Gurur verici elbette. Her şeyden önce okur tarafından kabul edilen, sevilen, takip edilen bir diziyi yönetmenin heyecanını yaşıyorum. Sevdiğimiz, bizi heyecanlandıran kitapların başka pek çok okurda da aynı beklentiyle karşılandığını görmek o gizli kardeşlik bağını kuvvetlendiriyor. Her yeni, iyi kitapla birbirine biraz daha yaklaşan, tanışan, kaynaşan Borgesyen bir gizli okurluk örgütündeymiş gibi hissetmiyor musunuz siz de bazen? Dışarıda başka şeyler oluyor olabilir, her bir kişinin farklı aidiyetleri, farklı hayat tercihleri, farklı zevkleri, görüşleri olabilir; dünya bütün iyiliğiyle kötülüğüyle saçmalığıyla kendine has mantığıyla, tutarlı ya da tutarsızca dönmeye devam edebilir, dönüyor da. Ama bu örgütün kapısından içeri adım attığımızda mümkün olan en saf, katıksız heyecanı paylaşmaya başlıyoruz. Kardeşliğe çok benzeyen bu bağlılık hissini Exlibris dizisi yayına başlayınca daha yoğun hissetmeye başladığımı söyleyebilirim. Kütüphanemizde olmayan ya da yıpranmış kitapları sahaflarda aramak yerine Ketebe’den yayımlayarak yenilediğimizi, yerine koyduğumuzu söyleyenler oluyor gülerek.
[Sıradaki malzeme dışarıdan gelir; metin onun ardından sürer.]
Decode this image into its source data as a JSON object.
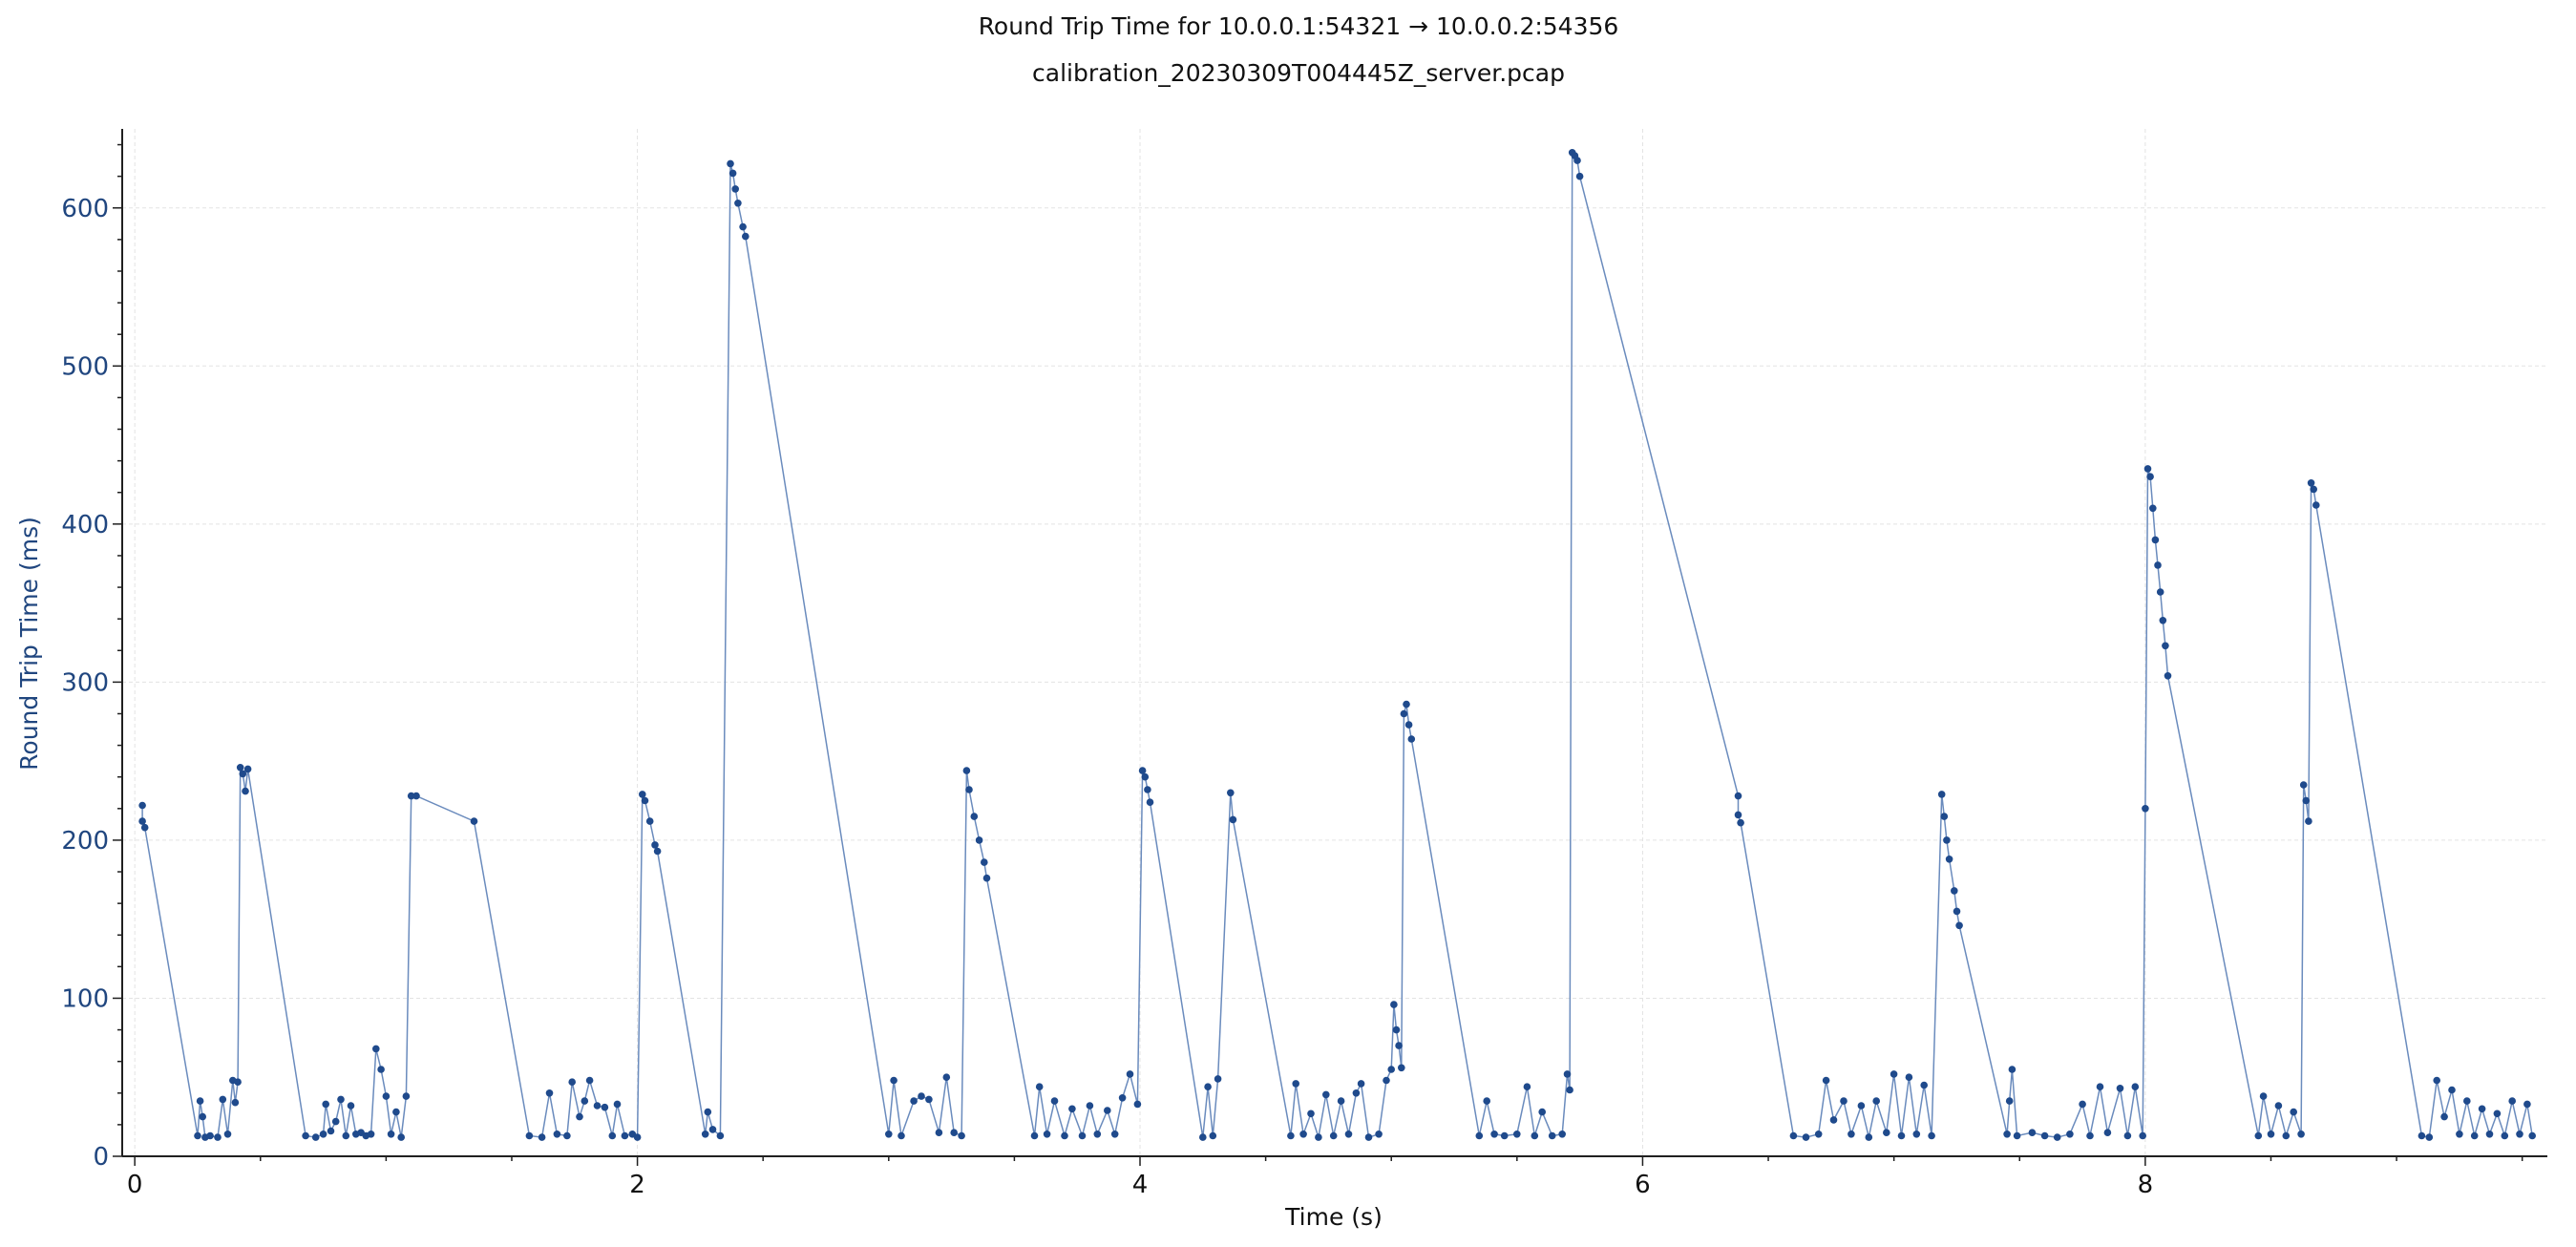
{
  "window": {
    "title": "Round Trip Time for 10.0.0.1:54321 → 10.0.0.2:54356",
    "subtitle": "calibration_20230309T004445Z_server.pcap"
  },
  "colors": {
    "series": "#1f4a8c",
    "line": "#6a8bbd",
    "grid": "#e3e3e3",
    "axis": "#202020",
    "ytick_text": "#20467f"
  },
  "chart_data": {
    "type": "scatter",
    "title": "Round Trip Time for 10.0.0.1:54321 → 10.0.0.2:54356",
    "subtitle": "calibration_20230309T004445Z_server.pcap",
    "xlabel": "Time (s)",
    "ylabel": "Round Trip Time (ms)",
    "xlim": [
      -0.05,
      9.6
    ],
    "ylim": [
      0,
      650
    ],
    "xticks": [
      0,
      2,
      4,
      6,
      8
    ],
    "yticks": [
      0,
      100,
      200,
      300,
      400,
      500,
      600
    ],
    "grid": true,
    "connected": true,
    "series": [
      {
        "points": [
          [
            0.03,
            222
          ],
          [
            0.03,
            212
          ],
          [
            0.04,
            208
          ],
          [
            0.25,
            13
          ],
          [
            0.26,
            35
          ],
          [
            0.27,
            25
          ],
          [
            0.28,
            12
          ],
          [
            0.3,
            13
          ],
          [
            0.33,
            12
          ],
          [
            0.35,
            36
          ],
          [
            0.37,
            14
          ],
          [
            0.39,
            48
          ],
          [
            0.4,
            34
          ],
          [
            0.41,
            47
          ],
          [
            0.42,
            246
          ],
          [
            0.43,
            242
          ],
          [
            0.44,
            231
          ],
          [
            0.45,
            245
          ],
          [
            0.68,
            13
          ],
          [
            0.72,
            12
          ],
          [
            0.75,
            14
          ],
          [
            0.76,
            33
          ],
          [
            0.78,
            16
          ],
          [
            0.8,
            22
          ],
          [
            0.82,
            36
          ],
          [
            0.84,
            13
          ],
          [
            0.86,
            32
          ],
          [
            0.88,
            14
          ],
          [
            0.9,
            15
          ],
          [
            0.92,
            13
          ],
          [
            0.94,
            14
          ],
          [
            0.96,
            68
          ],
          [
            0.98,
            55
          ],
          [
            1.0,
            38
          ],
          [
            1.02,
            14
          ],
          [
            1.04,
            28
          ],
          [
            1.06,
            12
          ],
          [
            1.08,
            38
          ],
          [
            1.1,
            228
          ],
          [
            1.12,
            228
          ],
          [
            1.35,
            212
          ],
          [
            1.57,
            13
          ],
          [
            1.62,
            12
          ],
          [
            1.65,
            40
          ],
          [
            1.68,
            14
          ],
          [
            1.72,
            13
          ],
          [
            1.74,
            47
          ],
          [
            1.77,
            25
          ],
          [
            1.79,
            35
          ],
          [
            1.81,
            48
          ],
          [
            1.84,
            32
          ],
          [
            1.87,
            31
          ],
          [
            1.9,
            13
          ],
          [
            1.92,
            33
          ],
          [
            1.95,
            13
          ],
          [
            1.98,
            14
          ],
          [
            2.0,
            12
          ],
          [
            2.02,
            229
          ],
          [
            2.03,
            225
          ],
          [
            2.05,
            212
          ],
          [
            2.07,
            197
          ],
          [
            2.08,
            193
          ],
          [
            2.27,
            14
          ],
          [
            2.28,
            28
          ],
          [
            2.3,
            17
          ],
          [
            2.33,
            13
          ],
          [
            2.37,
            628
          ],
          [
            2.38,
            622
          ],
          [
            2.39,
            612
          ],
          [
            2.4,
            603
          ],
          [
            2.42,
            588
          ],
          [
            2.43,
            582
          ],
          [
            3.0,
            14
          ],
          [
            3.02,
            48
          ],
          [
            3.05,
            13
          ],
          [
            3.1,
            35
          ],
          [
            3.13,
            38
          ],
          [
            3.16,
            36
          ],
          [
            3.2,
            15
          ],
          [
            3.23,
            50
          ],
          [
            3.26,
            15
          ],
          [
            3.29,
            13
          ],
          [
            3.31,
            244
          ],
          [
            3.32,
            232
          ],
          [
            3.34,
            215
          ],
          [
            3.36,
            200
          ],
          [
            3.38,
            186
          ],
          [
            3.39,
            176
          ],
          [
            3.58,
            13
          ],
          [
            3.6,
            44
          ],
          [
            3.63,
            14
          ],
          [
            3.66,
            35
          ],
          [
            3.7,
            13
          ],
          [
            3.73,
            30
          ],
          [
            3.77,
            13
          ],
          [
            3.8,
            32
          ],
          [
            3.83,
            14
          ],
          [
            3.87,
            29
          ],
          [
            3.9,
            14
          ],
          [
            3.93,
            37
          ],
          [
            3.96,
            52
          ],
          [
            3.99,
            33
          ],
          [
            4.01,
            244
          ],
          [
            4.02,
            240
          ],
          [
            4.03,
            232
          ],
          [
            4.04,
            224
          ],
          [
            4.25,
            12
          ],
          [
            4.27,
            44
          ],
          [
            4.29,
            13
          ],
          [
            4.31,
            49
          ],
          [
            4.36,
            230
          ],
          [
            4.37,
            213
          ],
          [
            4.6,
            13
          ],
          [
            4.62,
            46
          ],
          [
            4.65,
            14
          ],
          [
            4.68,
            27
          ],
          [
            4.71,
            12
          ],
          [
            4.74,
            39
          ],
          [
            4.77,
            13
          ],
          [
            4.8,
            35
          ],
          [
            4.83,
            14
          ],
          [
            4.86,
            40
          ],
          [
            4.88,
            46
          ],
          [
            4.91,
            12
          ],
          [
            4.95,
            14
          ],
          [
            4.98,
            48
          ],
          [
            5.0,
            55
          ],
          [
            5.01,
            96
          ],
          [
            5.02,
            80
          ],
          [
            5.03,
            70
          ],
          [
            5.04,
            56
          ],
          [
            5.05,
            280
          ],
          [
            5.06,
            286
          ],
          [
            5.07,
            273
          ],
          [
            5.08,
            264
          ],
          [
            5.35,
            13
          ],
          [
            5.38,
            35
          ],
          [
            5.41,
            14
          ],
          [
            5.45,
            13
          ],
          [
            5.5,
            14
          ],
          [
            5.54,
            44
          ],
          [
            5.57,
            13
          ],
          [
            5.6,
            28
          ],
          [
            5.64,
            13
          ],
          [
            5.68,
            14
          ],
          [
            5.7,
            52
          ],
          [
            5.71,
            42
          ],
          [
            5.72,
            635
          ],
          [
            5.73,
            633
          ],
          [
            5.74,
            630
          ],
          [
            5.75,
            620
          ],
          [
            6.38,
            228
          ],
          [
            6.38,
            216
          ],
          [
            6.39,
            211
          ],
          [
            6.6,
            13
          ],
          [
            6.65,
            12
          ],
          [
            6.7,
            14
          ],
          [
            6.73,
            48
          ],
          [
            6.76,
            23
          ],
          [
            6.8,
            35
          ],
          [
            6.83,
            14
          ],
          [
            6.87,
            32
          ],
          [
            6.9,
            12
          ],
          [
            6.93,
            35
          ],
          [
            6.97,
            15
          ],
          [
            7.0,
            52
          ],
          [
            7.03,
            13
          ],
          [
            7.06,
            50
          ],
          [
            7.09,
            14
          ],
          [
            7.12,
            45
          ],
          [
            7.15,
            13
          ],
          [
            7.19,
            229
          ],
          [
            7.2,
            215
          ],
          [
            7.21,
            200
          ],
          [
            7.22,
            188
          ],
          [
            7.24,
            168
          ],
          [
            7.25,
            155
          ],
          [
            7.26,
            146
          ],
          [
            7.45,
            14
          ],
          [
            7.46,
            35
          ],
          [
            7.47,
            55
          ],
          [
            7.49,
            13
          ],
          [
            7.55,
            15
          ],
          [
            7.6,
            13
          ],
          [
            7.65,
            12
          ],
          [
            7.7,
            14
          ],
          [
            7.75,
            33
          ],
          [
            7.78,
            13
          ],
          [
            7.82,
            44
          ],
          [
            7.85,
            15
          ],
          [
            7.9,
            43
          ],
          [
            7.93,
            13
          ],
          [
            7.96,
            44
          ],
          [
            7.99,
            13
          ],
          [
            8.0,
            220
          ],
          [
            8.01,
            435
          ],
          [
            8.02,
            430
          ],
          [
            8.03,
            410
          ],
          [
            8.04,
            390
          ],
          [
            8.05,
            374
          ],
          [
            8.06,
            357
          ],
          [
            8.07,
            339
          ],
          [
            8.08,
            323
          ],
          [
            8.09,
            304
          ],
          [
            8.45,
            13
          ],
          [
            8.47,
            38
          ],
          [
            8.5,
            14
          ],
          [
            8.53,
            32
          ],
          [
            8.56,
            13
          ],
          [
            8.59,
            28
          ],
          [
            8.62,
            14
          ],
          [
            8.63,
            235
          ],
          [
            8.64,
            225
          ],
          [
            8.65,
            212
          ],
          [
            8.66,
            426
          ],
          [
            8.67,
            422
          ],
          [
            8.68,
            412
          ],
          [
            9.1,
            13
          ],
          [
            9.13,
            12
          ],
          [
            9.16,
            48
          ],
          [
            9.19,
            25
          ],
          [
            9.22,
            42
          ],
          [
            9.25,
            14
          ],
          [
            9.28,
            35
          ],
          [
            9.31,
            13
          ],
          [
            9.34,
            30
          ],
          [
            9.37,
            14
          ],
          [
            9.4,
            27
          ],
          [
            9.43,
            13
          ],
          [
            9.46,
            35
          ],
          [
            9.49,
            14
          ],
          [
            9.52,
            33
          ],
          [
            9.54,
            13
          ]
        ]
      }
    ]
  }
}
Önceleri, bu şakanın altında şımarıklığımıza yapılan bir gizli vurgu aramadım desem yalan olur. Ama düşününce “bir kitaplık inşa etmek” amacıyla yola çıktığını en başından dile getiren bizler için bu şaka tam da yerli yerine oturuyor. Evet, hepimiz için bir kitaplık inşa etmek, içinde bir miktar şımarıklık da barındıran bir eylemdir. İyi ki.
Aynı zamanda bir yazar olarak, bu çeviriler/çalışmalar sizin için nasıl bir anlam ifade ediyor? Sizin okuma pratiklerinizde/alışkanlıklarınızda bu isimlerin/kitapların yeri nedir?
Bir yayıncılık klişesidir ama gerçek de bu olduğu için söylemeliyim: Özellikle Exlibris dizisi için “okumak istediğimiz” tekrar tekrar okumak istediğimiz kitapları yayımlıyoruz. Borges, Poe, Derrida, Peter Bischel, Octavio Paz… Bu isimlerin her biri benim ya da Furkan’ın okurluk macerasında önemli isimler. Bizden herhangi bir mecra herhangi bir tavsiye listesi istense zaten mutlaka yazacak olduğumuz isimler. Bu anlamda üzerimizde başka birçok yazarla birlikte hakkı olan şairler, yazarlar, teorisyenler. Onların edebiyat üzerine düşüncelerini de bu yüzden merak ediyor, önemsiyor, öneriyoruz.
Son bir soru olarak, Exlibris serisi nasıl devam edecek? Önümüzdeki süreçte bizi neler bekliyor?
Aslında ben Exlibris dizisini takip eden, edecek olan okurlarımıza Ketebe Poetika dizisini de mutlaka tavsiye ederim. İki dizi benim zihnimde birbirini tamamlıyor çünkü. Büyük bir yapbozun birbirine en yakın iki parçası.
Exlibris, edebiyata dair “içerden sohbetler”i, dolaysız, samimi “diyalog”u, Poetika ise yine ve doğal olarak merkezinde edebiyat olan teoriyi kucaklamaya çalışıyor.
Ketebe Poetika dizisinden bugüne kadar Paul Valery’nin Şiir Sanatı, Marjorie Perloff’un Radikal Zanaat’ı Handan Acar Yıldız’ın Karanlıkta Patlama’sı gibi çok iyi kitaplar yayımladık. Bu yüzden “tezgahtakiler”, sorunuza hem Exlibris hem Poetika dizisi adına cevap vereyim:
Helen Gardner’ın Norton Konferansları bünyesinde yaptığı edebiyat konuşmaları (In Defans of the Imagination) Kasım ayında raflarda olacak. Ömer Seyfettin’in Genç Kızlar için Altı Derste Tabii Yazmak Sanatı başlıklı mektupları ve edebiyat yazıları, Derrida’nın Edebiyat Edimleri, Northrop Frye’ın Hayal Gücünü Eğitmek, Mesut Koçak’ın yayına hazırladığı Tutunamayanlar Kitabı, Harold Bloom’un Why to Read and Write eseri de 2020 yılında okurla buluşturmak için gayret ettiğimiz eserlerden bazıları.